The moment we were back in our room, Sharon went straight to the point, "Something the therapist said made you uneasy."
"Come here," I couldn't have this conversation without holding her so I gently pulled her into my lap. It felt good to have her so close. She wrapped her arms around my neck and gave me a kiss on the forehead, then she leant back looking at me expectantly while her hands started playing with the hair at the back of my neck. How much I had missed those moments, those little caresses. We used to do that all the time without even thinking much, it had been part of our routine the moment we were back home or away from work. Small gestures that showed how much we loved each other. They were slowly creeping back into our routine now and that realisation made me sigh quite happily.
"Tell me, Andy," she demanded interrupting my thoughts. In the meantime my good arm had come up to circle her waist and my hand slipped underneath her sweater. I squeezed her waist briefly letting her know I had heard her.
"The therapist said we should have individual sessions with her."
"And you don't want to do that?"
"Oh no, that's not the point. I'm happy to do anything that helps you get better, anything for us, Sharon. It's just that I'm scared something is going to happen if … if I let you out of my sight." Darn, that sounded possessive. I just hoped she wouldn't be upset.
But Sharon remained seated in my lap, kissing my forehead again. "And by something you mean that I would commit suicide?"
Suicide. Not a moment's hesitation, no dancing around the issue. Suicide.
"Andy? Is that what you're afraid of?"
I nodded and leaned in to hide my face against her neck, nuzzling the hair aside to get to her warm soft skin. "The thought of you taking your life kills me, Sharon. I … I'm already blaming myself for not having been there and now … at least when you're with me I can make sure you're okay, I can make sure nothing happens." As long as I could hold her in my arms, she would be safe.
"I'm not thinking about doing that anymore, Andy. I haven't since … not since I've been in hospital, not since we've been together. Okay?"
I shook my head, unable to say a word.
"No? What do you need, Andy? What can I do to convince you?"
"Stay with me, don't leave me."
"I'm not planning on leaving you."
"No. Stay. With me. Physically. In the same room."
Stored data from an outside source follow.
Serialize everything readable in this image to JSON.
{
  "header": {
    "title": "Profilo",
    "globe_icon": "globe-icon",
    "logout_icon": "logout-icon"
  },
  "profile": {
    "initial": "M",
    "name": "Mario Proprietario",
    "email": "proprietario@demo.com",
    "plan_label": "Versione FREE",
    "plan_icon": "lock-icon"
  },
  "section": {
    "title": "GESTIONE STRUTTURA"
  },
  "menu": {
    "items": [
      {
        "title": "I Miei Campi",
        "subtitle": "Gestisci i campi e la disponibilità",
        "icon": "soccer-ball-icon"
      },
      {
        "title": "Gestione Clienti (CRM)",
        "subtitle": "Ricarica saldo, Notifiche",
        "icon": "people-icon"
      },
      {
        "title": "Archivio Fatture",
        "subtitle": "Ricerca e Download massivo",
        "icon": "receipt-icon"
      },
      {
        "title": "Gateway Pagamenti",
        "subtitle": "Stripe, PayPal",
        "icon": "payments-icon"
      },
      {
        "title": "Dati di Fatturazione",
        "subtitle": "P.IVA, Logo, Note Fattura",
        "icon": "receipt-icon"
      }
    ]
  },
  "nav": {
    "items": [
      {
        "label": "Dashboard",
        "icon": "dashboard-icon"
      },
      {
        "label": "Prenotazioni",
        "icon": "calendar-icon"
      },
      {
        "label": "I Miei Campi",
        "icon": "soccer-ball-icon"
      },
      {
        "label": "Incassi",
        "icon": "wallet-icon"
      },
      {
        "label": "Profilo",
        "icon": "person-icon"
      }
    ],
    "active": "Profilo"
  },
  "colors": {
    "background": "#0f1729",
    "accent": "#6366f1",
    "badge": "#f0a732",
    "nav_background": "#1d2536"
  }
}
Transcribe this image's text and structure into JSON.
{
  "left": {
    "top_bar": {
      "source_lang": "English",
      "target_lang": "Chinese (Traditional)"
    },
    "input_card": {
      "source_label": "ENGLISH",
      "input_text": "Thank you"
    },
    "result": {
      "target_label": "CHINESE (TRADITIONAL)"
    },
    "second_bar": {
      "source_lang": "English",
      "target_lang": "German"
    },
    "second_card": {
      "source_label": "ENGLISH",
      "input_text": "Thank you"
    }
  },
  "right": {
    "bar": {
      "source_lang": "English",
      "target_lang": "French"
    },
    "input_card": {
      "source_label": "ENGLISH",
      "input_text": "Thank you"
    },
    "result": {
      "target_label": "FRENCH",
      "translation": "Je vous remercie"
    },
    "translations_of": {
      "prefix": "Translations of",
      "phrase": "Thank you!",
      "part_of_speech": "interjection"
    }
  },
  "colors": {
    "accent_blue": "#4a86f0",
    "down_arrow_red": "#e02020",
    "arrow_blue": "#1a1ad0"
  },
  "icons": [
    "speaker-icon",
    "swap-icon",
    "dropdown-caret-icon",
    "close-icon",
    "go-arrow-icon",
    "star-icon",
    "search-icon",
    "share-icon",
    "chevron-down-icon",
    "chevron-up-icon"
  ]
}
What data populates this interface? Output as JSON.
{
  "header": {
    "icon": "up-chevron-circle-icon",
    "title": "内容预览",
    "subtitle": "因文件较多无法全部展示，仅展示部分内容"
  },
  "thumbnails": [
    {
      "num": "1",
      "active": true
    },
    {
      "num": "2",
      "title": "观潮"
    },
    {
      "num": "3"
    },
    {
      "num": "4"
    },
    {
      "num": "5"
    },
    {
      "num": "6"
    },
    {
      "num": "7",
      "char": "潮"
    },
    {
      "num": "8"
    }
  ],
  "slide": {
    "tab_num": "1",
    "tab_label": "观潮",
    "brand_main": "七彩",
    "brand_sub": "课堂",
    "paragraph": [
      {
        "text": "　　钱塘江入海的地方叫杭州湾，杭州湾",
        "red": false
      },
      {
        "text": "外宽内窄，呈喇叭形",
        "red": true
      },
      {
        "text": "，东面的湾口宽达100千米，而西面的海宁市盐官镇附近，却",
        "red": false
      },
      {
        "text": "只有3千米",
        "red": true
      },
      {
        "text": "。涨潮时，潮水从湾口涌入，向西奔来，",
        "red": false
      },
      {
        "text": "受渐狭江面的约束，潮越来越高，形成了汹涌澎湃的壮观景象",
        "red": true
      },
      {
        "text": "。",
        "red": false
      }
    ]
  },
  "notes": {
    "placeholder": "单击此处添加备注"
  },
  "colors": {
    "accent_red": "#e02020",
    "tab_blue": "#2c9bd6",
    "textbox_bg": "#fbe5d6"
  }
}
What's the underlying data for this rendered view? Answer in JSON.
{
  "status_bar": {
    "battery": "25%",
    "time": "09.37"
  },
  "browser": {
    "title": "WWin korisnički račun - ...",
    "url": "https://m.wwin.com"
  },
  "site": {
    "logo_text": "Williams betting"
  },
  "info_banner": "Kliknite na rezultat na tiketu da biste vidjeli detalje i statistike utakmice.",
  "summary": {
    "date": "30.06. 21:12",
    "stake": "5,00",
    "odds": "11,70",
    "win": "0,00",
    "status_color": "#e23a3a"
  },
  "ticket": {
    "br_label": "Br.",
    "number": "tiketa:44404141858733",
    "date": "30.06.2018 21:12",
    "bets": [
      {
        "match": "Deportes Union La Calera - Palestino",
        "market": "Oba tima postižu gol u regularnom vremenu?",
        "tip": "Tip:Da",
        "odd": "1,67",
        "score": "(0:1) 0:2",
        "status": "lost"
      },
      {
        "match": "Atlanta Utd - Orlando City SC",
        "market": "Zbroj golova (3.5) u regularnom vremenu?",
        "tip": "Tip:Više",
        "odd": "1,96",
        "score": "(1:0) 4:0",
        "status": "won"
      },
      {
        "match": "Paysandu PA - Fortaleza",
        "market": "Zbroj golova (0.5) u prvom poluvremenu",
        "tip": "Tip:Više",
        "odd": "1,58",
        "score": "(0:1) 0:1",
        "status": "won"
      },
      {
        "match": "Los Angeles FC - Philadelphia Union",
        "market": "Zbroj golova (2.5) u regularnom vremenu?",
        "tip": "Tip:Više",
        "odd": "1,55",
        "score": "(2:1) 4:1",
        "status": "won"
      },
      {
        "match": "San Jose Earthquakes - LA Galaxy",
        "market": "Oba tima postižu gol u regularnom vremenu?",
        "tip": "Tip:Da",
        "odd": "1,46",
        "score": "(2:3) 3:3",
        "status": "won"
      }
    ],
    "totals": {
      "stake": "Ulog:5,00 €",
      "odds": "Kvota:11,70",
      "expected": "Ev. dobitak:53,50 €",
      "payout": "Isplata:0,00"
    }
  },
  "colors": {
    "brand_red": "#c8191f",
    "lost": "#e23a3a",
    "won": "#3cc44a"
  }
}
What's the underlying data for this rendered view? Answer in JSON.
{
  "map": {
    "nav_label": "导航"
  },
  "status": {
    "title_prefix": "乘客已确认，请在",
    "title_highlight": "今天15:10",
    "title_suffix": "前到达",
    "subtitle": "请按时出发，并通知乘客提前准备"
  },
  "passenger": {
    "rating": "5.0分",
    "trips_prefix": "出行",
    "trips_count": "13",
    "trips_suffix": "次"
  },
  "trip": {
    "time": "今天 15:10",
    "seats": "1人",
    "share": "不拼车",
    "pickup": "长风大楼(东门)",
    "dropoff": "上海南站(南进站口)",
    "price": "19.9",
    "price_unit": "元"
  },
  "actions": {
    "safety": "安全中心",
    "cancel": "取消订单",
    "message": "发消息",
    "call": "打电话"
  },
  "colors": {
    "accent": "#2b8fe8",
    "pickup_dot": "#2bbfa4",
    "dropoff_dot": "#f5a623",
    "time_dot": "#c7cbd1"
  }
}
Her arms came off my shoulders and she placed her hands on both of my cheeks, moving my face so she could look directly into my eyes, "That is not a long term solution."
"One day at a time. Please, Sharon, I know this sounds harsh, but I need time to trust you again." I involuntarily tightened my hold on her, but she didn't try to get away. "Time to trust in your health and in your will to live."
And then I lost it and the tears came and Sharon started crying, too and we just sat there, bawling, holding onto each other. At least she was still alive, at least she was still here with me. So warm and alive, her heart beating and her breath warm and sweet in my face.
/
I woke up with a start and panic in every fibre of my body. My side felt cold, empty. Sharon! Where was Sharon?
"Sharon?"
Everything had seemed fine when we had gone to bed. We had both taken our medicines for the night and for a while, Sharon had cradled my head in her lap, humming and running her fingers through my hair. That helped more than all the painkillers of the world combined, that and her earlier promise that she wanted to live, and that she wanted to live with me. She had seemed so calm and almost serene when she wrapped an arm around me before falling asleep, snoring lightly and snuggling closer to me every time she moved.
"Sharon, where are you?"
No answer, just a dark, quiet room and my heart in the icy grip of panic. Oh my God. She had snuck off in the middle of the night, no note, no goodbye, nothing. The bed next to me was still warm. I had only just missed her. She was gone. My Sharon was gone. Oh God dammit!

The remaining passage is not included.